Volunteers at the stream restoration site in Maggie Valley

RESTORED — Employees from Haywood Waterways and Jennings Environmental, along with several volunteers, put the finishing touches on a stream restoration project behind Elevated Mountain Distilling in Maggie Valley Monday morning.

MAGGIE VALLEY — The dull sound of mallets pounding stakes could be heard near the stream behind Elevated Mountain Distillery Monday morning.

That repetitive thudding was the ambience of improvement, as the finishing touches were being put on a week-long stream restoration project along the bank of Jonathan Creek.

The project’s main goal was to improve bank stabilization and decrease a severe case of erosion – erosion that had been lowering water quality and creating safety hazards for those attempting to enter the stream.

The precipitous bank along Jonathan Creek before the stream restoration project.

BEFORE - The precipitous bank along Jonathan Creek before the stream restoration project.

The initiative was orchestrated by Haywood Waterways, a local non-profit that focuses on stream improvement in Haywood County. The organization established partnerships with the Town of Maggie Valley, Elevated Mountain Distilling, the Pigeon River Fund and Jennings Environmental to take the project from idea to reality.

The restoration, which began Oct. 1, turned a precipitous stream bank into a smoothed-out plot of land that will provide much easier – and safer – access to the water for those wanting to fish or swim. The land is owned by Elevated Mountain Distilling, but has been made available to the public through as easement with the Town of Maggie Valley.

“It used to be a five to six foot drop to the waterfront,” said Dave Angel, principal owner of Elevated Mountain Distilling. “I always thought, man, if a fisherman slid the wrong way [trying to enter the stream] and hit their head, they could drown. So we need to do something about this.”

Dave Angel, principal owner of Elevated Mountain Distilling

ANGEL - Dave Angel, the principal owner of Elevated Mountain Distilling, was worried that the erosion-caused vertical drop along the bank of Jonathan Creek was posing a hazard to swimmers and fishermen attempting to enter the water.

The craggy bank wasn’t the only issue.

During the 1940s or ‘50s, two old buses had been buried along the bank in an attempt to provide stability.

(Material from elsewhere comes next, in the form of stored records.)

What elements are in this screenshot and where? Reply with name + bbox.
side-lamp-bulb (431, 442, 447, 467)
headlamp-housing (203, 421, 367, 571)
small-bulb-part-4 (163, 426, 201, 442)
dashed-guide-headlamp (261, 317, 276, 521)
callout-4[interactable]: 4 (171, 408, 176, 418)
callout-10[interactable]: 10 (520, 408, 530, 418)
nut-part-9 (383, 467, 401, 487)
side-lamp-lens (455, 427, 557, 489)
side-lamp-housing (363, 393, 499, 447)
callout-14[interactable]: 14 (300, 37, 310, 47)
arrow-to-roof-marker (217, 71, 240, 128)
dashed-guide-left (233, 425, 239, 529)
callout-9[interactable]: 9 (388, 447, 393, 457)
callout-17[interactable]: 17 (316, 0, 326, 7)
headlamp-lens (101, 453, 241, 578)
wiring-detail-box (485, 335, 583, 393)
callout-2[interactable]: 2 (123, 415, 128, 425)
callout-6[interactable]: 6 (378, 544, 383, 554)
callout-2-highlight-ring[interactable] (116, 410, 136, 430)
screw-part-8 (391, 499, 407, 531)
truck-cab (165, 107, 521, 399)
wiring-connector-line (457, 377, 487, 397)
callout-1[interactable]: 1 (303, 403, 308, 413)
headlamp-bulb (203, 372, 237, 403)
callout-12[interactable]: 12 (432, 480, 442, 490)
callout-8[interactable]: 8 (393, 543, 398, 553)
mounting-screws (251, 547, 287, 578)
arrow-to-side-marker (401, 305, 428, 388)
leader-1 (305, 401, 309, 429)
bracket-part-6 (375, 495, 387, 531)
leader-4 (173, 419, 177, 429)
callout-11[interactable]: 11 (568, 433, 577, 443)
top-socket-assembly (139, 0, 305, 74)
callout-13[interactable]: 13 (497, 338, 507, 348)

Those buses had begun to rust and atrophy, causing additional water quality issues – in a stream widely regarded for its cleanliness, nonetheless – as well as general safety concerns.

The interior parts of the vehicles had already been removed, so leaking fluids weren’t a problem. But the unsightly and dangerous old vehicles still needed to go. They were successfully removed last week by backhoes without “any real detrimental impact to the river,” according to Greg Jennings, principal engineer of Jennings Environmental.

An old bus in Jonathan Creek

BEFORE — The stream bank along Jonathan Creek behind Elevated Mountain Distilling was severely eroded and held in place by a pair of buses that had been buried to provide stabilization in the ‘40s or ‘50s. The vehicles had begun to rust and atrophy, deteriorating the water quality and causing safety hazards.

The practice of burying old vehicles into banks for stabilization purposes – and, unfortunately, disposal – seems to have been “common practice” in Western North Carolina in the mid-20th century, said Jennings. Those vehicles run the gamut from cars to trucks to buses to railroad cars, and each is equally environmentally unfriendly.

“All of it is bad for stream health,” said Jennings. “And it’s also a public nuisance.”

That sound of hammering Monday morning? It came from mallets securing coir net to the rocky earth. Made from coconut fiber, coir net is biodegradable and durable, and will slow the erosion process in the coming years. Native plants and trees will be sown on top of the net to beautify the area and increase overall stream cleanliness.

“A healthy stream isn’t complete without healthy streamside vegetation,” said Eric Romaniszyn, executive director of Haywood Waterways. “Once grass is established, it does a great job of preventing rain from eroding land...”

Representatives from Haywood Waterways and Angel are entertaining the prospect of using the location, which includes a pavilion, to host collaborative events – perhaps even live music. There’s been talk of a get-together as early as November to celebrate the bank’s makeover and the sowing of native plants, though nothing official has been announced as of yet.

The creek bank at the completion of the restoration project

AFTER — After a week of work, the buses were removed and the erosion on the stream bank was significantly decreased. The area, which is open to the public, now provides much safer access to the water for those looking to fish or swim. Native plants will be sown in the coming months to increase stream health and beautify the bank.

“We are excited about the possibility of hosting an event here,” said Haywood Waterways project manager Caitlin Worsham. “This is a great opportunity to show the public all the hard work that has gone into making this project a reality.”

Whatever the future holds, the area’s new look will provide a relaxing escape for anybody interested in using it.

“Next year, when the grass has grown again, it’s going to be phenomenal,” said Angel. “It encourages more people to enjoy the creek, and that’s what it’s all about.”